Ph.D Thesis

Ph.D StudentNoonan John
SubjectIndoor Exploration with a Robotic Vehicle using a
Single Camera and a Floorplan
DepartmentDepartment of Computer Science
Supervisors PROF. Ehud Rivlin
DR. Hector Rotstein
Full Thesis textFull thesis text - English Version


Intelligent systems which monitor buildings for security, manufacturing, or warehouse pack-and-ship activities need to quickly build a full visual scene representation for personnel operating remotely to analyze and subsequently make decisions. Such intelligent systems are deployed frequently and regularly throughout the day and thus require accurate indoor localization systems and a fast generation of the full building visual scene representation.

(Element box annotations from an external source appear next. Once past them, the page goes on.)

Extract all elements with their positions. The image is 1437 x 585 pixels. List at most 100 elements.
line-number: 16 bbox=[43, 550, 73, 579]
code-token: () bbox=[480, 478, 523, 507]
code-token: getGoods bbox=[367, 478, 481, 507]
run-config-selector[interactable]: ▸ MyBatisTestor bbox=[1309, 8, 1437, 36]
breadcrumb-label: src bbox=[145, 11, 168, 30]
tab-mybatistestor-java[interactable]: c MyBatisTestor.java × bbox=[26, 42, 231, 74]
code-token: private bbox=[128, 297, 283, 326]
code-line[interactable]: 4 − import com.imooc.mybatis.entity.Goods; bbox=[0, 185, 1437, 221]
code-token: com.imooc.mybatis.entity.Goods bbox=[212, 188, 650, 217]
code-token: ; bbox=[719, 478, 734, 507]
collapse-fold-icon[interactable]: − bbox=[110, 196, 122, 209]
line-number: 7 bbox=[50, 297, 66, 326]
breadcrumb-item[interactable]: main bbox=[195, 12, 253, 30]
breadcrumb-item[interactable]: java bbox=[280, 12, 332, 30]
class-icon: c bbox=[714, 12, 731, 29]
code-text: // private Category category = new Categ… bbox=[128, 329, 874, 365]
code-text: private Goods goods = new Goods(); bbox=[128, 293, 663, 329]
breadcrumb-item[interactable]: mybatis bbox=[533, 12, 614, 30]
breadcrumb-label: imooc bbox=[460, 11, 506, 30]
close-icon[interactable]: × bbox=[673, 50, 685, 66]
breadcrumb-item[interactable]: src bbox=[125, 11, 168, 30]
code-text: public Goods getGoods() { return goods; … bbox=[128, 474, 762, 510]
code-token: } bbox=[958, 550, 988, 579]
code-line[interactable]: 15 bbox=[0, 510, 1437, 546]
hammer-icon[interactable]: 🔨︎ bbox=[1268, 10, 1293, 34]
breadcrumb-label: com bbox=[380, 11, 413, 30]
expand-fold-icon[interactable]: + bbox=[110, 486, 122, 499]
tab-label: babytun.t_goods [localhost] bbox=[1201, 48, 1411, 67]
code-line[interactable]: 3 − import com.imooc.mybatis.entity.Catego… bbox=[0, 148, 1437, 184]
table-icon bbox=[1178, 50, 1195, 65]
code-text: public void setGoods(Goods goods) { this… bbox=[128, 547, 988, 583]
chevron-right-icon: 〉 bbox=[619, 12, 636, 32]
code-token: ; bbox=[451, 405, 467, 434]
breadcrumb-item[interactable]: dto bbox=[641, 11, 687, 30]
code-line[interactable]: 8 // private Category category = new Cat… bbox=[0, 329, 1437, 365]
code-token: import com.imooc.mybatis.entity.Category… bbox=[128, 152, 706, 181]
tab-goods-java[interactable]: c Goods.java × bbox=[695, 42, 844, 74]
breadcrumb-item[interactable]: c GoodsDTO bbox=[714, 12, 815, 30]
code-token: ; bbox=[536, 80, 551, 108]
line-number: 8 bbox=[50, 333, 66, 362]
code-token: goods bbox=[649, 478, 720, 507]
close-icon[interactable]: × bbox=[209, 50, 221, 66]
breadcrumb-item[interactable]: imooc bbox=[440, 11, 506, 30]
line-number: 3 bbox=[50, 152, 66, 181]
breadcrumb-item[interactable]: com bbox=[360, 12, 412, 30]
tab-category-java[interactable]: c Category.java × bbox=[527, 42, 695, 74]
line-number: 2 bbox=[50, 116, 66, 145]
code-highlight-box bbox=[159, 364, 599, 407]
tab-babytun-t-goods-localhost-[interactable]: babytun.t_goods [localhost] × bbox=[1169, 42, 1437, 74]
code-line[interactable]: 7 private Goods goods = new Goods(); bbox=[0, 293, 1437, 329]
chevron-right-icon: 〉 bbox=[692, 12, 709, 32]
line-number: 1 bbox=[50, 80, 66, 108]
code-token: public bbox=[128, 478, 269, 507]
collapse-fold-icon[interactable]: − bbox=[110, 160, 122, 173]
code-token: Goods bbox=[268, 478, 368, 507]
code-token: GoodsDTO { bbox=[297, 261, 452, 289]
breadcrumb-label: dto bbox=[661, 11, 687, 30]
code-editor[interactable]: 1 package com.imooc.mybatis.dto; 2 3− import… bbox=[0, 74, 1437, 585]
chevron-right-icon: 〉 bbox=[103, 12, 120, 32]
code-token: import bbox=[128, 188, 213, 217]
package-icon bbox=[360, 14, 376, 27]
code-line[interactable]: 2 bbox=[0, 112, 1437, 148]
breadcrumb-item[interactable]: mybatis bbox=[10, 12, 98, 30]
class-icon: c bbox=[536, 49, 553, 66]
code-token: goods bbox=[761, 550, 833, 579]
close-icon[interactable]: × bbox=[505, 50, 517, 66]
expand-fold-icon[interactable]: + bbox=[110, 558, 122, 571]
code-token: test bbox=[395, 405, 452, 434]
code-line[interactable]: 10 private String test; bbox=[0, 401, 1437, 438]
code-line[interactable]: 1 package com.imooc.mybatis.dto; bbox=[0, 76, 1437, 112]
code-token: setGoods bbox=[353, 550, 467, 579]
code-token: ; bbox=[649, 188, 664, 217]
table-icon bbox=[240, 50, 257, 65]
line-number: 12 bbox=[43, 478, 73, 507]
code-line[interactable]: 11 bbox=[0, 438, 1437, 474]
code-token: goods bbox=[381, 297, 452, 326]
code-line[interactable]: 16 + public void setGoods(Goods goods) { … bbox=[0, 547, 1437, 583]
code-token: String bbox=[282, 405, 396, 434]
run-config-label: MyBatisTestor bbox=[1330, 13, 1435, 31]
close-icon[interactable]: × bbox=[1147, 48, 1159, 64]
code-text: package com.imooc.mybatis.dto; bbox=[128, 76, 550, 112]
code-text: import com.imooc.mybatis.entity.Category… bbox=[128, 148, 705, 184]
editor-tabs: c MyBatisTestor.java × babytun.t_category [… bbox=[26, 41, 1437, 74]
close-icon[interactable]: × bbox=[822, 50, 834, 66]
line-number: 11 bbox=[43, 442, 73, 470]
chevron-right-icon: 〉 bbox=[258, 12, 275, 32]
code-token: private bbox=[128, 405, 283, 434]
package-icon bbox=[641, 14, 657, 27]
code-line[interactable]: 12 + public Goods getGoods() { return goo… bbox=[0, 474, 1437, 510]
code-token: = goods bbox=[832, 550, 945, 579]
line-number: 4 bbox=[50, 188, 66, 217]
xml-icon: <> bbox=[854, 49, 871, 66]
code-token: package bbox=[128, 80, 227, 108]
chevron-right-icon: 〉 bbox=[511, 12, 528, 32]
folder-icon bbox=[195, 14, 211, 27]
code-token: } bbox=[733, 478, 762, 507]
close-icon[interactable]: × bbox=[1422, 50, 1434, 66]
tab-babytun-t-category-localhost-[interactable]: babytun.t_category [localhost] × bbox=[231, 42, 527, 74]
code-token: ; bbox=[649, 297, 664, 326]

We present a new minimalistic approach to indoor exploration: minimal sensing, minimal prior map knowledge, and minimal underlying geometry needed to facilitate building a full visual scene representation. We use a single camera and a floorplan to facilitate both localization and building a neural scene representation of the explored building, with a small robotic vehicle to carry out the exploration. A strong emphasis on modularity of components is also placed. The beauty of this minimalistic approach is that it serves the application-driven motivation for this research: widespread use, easy and fast deployment, and usage of ubiquitous information and equipment.

Our research combines both the classical and deep learning worlds, harnessing the strengths of each where they thrive. We introduce a novel neural scene representation that scales to full indoor buildings for view synthesis, describing it with a space of local neural rendering functions across the building which facilitates infusing prior meta-knowledge into the learning. Shared knowledge of performing neural rendering from various vantage points in the scene is realized by conditioning on similar building structure, resulting in accelerated learning for the full building. We demonstrate learning such a neural scene representation for view synthesis in around 15 minutes (versus days if prior work were directly used) on a single commodity GPU and rendering in real-time at 64 Hz, allowing for immersive visual experiences.

Indoor exploration also requires accurate global positioning. As such, we investigate indoor localization with our minimalistic approach in a comprehensive manner. We formulate a core methodology of integrating a floorplan with a monocular camera, forming the basis for multiple positioning systems which solve for global position, orientation, and scale. We explore the theoretical analysis of planar criteria related to visual features which allow unique global positioning solutions to be recovered. We develop multiple algorithms to handle various necessary components of indoor localization, such as extracting planes from scale-ambiguous monocular 3d pointclouds, associating extracted planes with floorplan walls, recovering the scale factor from wall-plane pairs, and integrating soft vehicle and floorplan constraints in an optimization to refine global poses.

We introduce multiple global positioning systems which are modular with respect to the underlying monocular SLAM algorithm, allowing our work to naturally grow with continued progress in the computer vision community. We demonstrate how we can achieve global localization with a very lightweight computational overhead of 0.1% compared to the underlying Bundle Adjustment optimization. We present both optimization-based and probabilistic approaches and evaluate on custom-created synthetic datasets, simulation datasets, and real-world datasets experimented using a custom designed-and-built small robotic vehicle.